Time:2021-08-26 Views:19

Why Color Is a Management Issue

 Color management is a term that has been used for years in the printing and manufacturing industries, but the actual process is usually delegated to an “expert” in the prepress or color matching department.

While managing color is part of the process, the impact of color relates directly to the profitability of a printing or manufacturing process. Interestingly, most print shop managers and owners leave the color to their experts, expecting good results and not really being aware of how the entire process affects the bottom line.

 How and why does color management affect profitability and why should upper management be concerned and involved? A few reasons:

 Labor savings

Material waste

Make-ready times

Reduced ink usage

Faster Turnarounds

Consistency on repeat orders

Color Management Historic Misconceptions

Prior to the advent of CtP and digital proofing (which drove the CtP revolution, but that discussion is for another time), color and color management were controlled by the scanner operators and the proofing department, which created MatchPrints or Press Match proofs. This had 18% dot gain built in, which helped compensate for the dot gain from film to plate to press. Press operators used densitometers to measure color bars and analog ink keys. Between the scanner operators capturing the color to film and the skill of the press operators, color was high quality, but not always repeatable over time. Interestingly, we accepted those values, regardless of whether that dot gain was accurate or not. 

Enter high-quality and controllable digital proofing along with affordable color measurement tools, and the world of color management is changed. The first CtP devices were used alongside the old film devices; color was matched to the old film-based proofs, but the plates were much more linear and dot gain was dramatically reduced with the elimination of film.
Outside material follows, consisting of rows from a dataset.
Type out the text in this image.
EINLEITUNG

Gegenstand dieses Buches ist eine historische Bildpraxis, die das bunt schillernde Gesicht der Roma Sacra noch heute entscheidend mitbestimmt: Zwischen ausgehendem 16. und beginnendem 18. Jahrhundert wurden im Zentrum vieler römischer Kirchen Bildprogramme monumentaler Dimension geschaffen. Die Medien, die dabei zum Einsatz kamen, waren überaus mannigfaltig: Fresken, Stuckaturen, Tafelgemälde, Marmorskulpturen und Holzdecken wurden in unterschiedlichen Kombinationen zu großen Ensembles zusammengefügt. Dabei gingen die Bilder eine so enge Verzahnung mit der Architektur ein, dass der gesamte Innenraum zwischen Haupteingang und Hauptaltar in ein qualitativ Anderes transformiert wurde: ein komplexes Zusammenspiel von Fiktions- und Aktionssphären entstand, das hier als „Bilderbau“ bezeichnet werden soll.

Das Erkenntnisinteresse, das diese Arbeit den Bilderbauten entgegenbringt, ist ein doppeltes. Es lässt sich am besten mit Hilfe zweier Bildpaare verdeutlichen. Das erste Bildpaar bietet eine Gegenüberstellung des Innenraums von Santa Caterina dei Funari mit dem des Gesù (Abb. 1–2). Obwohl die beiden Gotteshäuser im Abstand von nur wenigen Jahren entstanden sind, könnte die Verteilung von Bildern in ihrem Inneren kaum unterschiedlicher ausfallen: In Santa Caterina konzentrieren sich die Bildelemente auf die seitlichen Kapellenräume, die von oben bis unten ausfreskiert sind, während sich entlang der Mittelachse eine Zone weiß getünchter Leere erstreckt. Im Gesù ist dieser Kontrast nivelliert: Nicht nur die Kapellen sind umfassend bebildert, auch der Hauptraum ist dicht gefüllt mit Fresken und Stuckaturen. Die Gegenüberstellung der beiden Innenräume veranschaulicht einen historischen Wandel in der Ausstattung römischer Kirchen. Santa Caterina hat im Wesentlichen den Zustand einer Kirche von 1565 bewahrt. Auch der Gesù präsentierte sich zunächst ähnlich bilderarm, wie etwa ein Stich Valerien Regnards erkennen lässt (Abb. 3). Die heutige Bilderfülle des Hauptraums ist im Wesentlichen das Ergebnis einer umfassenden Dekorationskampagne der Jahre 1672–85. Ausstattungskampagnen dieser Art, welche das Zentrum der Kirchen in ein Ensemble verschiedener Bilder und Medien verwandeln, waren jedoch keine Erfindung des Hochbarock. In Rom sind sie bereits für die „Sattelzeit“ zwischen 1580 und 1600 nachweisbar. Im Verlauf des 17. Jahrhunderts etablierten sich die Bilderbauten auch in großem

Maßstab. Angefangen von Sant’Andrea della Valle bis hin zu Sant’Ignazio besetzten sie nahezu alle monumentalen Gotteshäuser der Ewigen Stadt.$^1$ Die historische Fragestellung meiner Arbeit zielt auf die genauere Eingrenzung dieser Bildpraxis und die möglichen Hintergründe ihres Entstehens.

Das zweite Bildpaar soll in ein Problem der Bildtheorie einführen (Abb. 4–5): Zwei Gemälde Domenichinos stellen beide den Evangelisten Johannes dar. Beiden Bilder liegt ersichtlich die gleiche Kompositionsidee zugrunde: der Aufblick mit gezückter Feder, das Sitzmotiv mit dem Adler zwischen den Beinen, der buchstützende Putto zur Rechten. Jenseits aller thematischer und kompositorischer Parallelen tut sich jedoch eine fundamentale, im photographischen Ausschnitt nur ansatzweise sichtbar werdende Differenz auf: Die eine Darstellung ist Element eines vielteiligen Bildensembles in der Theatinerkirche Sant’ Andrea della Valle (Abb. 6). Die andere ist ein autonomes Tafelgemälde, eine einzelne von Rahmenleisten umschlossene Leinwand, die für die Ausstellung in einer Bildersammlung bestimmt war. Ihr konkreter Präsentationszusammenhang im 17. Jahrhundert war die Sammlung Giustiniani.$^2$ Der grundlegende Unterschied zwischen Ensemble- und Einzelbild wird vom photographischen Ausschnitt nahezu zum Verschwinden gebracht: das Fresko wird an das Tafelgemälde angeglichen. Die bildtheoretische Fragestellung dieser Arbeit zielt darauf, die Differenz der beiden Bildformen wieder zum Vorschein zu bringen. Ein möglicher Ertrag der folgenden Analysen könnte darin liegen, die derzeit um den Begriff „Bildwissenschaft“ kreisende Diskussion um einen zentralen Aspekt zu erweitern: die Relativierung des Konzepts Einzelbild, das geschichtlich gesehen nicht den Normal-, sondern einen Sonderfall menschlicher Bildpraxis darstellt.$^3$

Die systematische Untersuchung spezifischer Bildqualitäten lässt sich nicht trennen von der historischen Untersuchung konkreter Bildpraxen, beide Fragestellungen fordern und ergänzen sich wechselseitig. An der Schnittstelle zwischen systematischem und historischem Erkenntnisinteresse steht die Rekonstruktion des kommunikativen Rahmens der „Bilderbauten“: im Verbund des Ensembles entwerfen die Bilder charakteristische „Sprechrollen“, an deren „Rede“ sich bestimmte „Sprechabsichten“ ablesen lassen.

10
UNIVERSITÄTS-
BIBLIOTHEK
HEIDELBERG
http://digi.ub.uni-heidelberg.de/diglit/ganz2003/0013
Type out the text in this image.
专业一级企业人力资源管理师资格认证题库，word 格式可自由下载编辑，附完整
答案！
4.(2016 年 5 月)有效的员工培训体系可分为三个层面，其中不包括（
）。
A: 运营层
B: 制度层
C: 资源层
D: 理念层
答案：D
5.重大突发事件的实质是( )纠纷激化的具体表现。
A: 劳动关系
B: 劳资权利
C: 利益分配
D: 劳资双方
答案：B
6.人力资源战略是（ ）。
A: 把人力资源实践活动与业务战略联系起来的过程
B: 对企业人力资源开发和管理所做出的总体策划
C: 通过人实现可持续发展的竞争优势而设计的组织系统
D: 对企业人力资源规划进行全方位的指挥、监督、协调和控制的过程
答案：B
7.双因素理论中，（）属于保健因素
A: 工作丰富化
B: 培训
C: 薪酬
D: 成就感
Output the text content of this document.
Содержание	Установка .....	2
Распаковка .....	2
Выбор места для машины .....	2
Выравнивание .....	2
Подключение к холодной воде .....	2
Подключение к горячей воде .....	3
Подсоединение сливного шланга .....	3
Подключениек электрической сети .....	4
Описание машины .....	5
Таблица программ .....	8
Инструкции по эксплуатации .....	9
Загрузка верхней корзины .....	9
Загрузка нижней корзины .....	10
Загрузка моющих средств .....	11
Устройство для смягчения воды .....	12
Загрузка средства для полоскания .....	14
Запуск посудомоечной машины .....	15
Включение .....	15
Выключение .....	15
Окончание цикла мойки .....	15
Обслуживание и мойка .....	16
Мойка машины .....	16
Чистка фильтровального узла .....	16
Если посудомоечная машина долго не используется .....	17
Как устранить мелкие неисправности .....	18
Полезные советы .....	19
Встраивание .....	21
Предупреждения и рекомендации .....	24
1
Printers continued to chase color, trying to match the press to the proofer and vice versa in a never-ending circular battle to control color. 

In 2006, Idealliance introduced the G7 Method of creating grey balance (Neutral Print Density Curves), to help achieve more predictable color results. The concept was to create specifications that the proof and the press would independently target, and ultimately the two would inherently match each other, once meeting these targets (this is a simplification of the concept, but for our discussion it will suffice). Overall, this methodology gave printers another set of process controls, but there were still other obstacles to overcome (again, for a later discussion).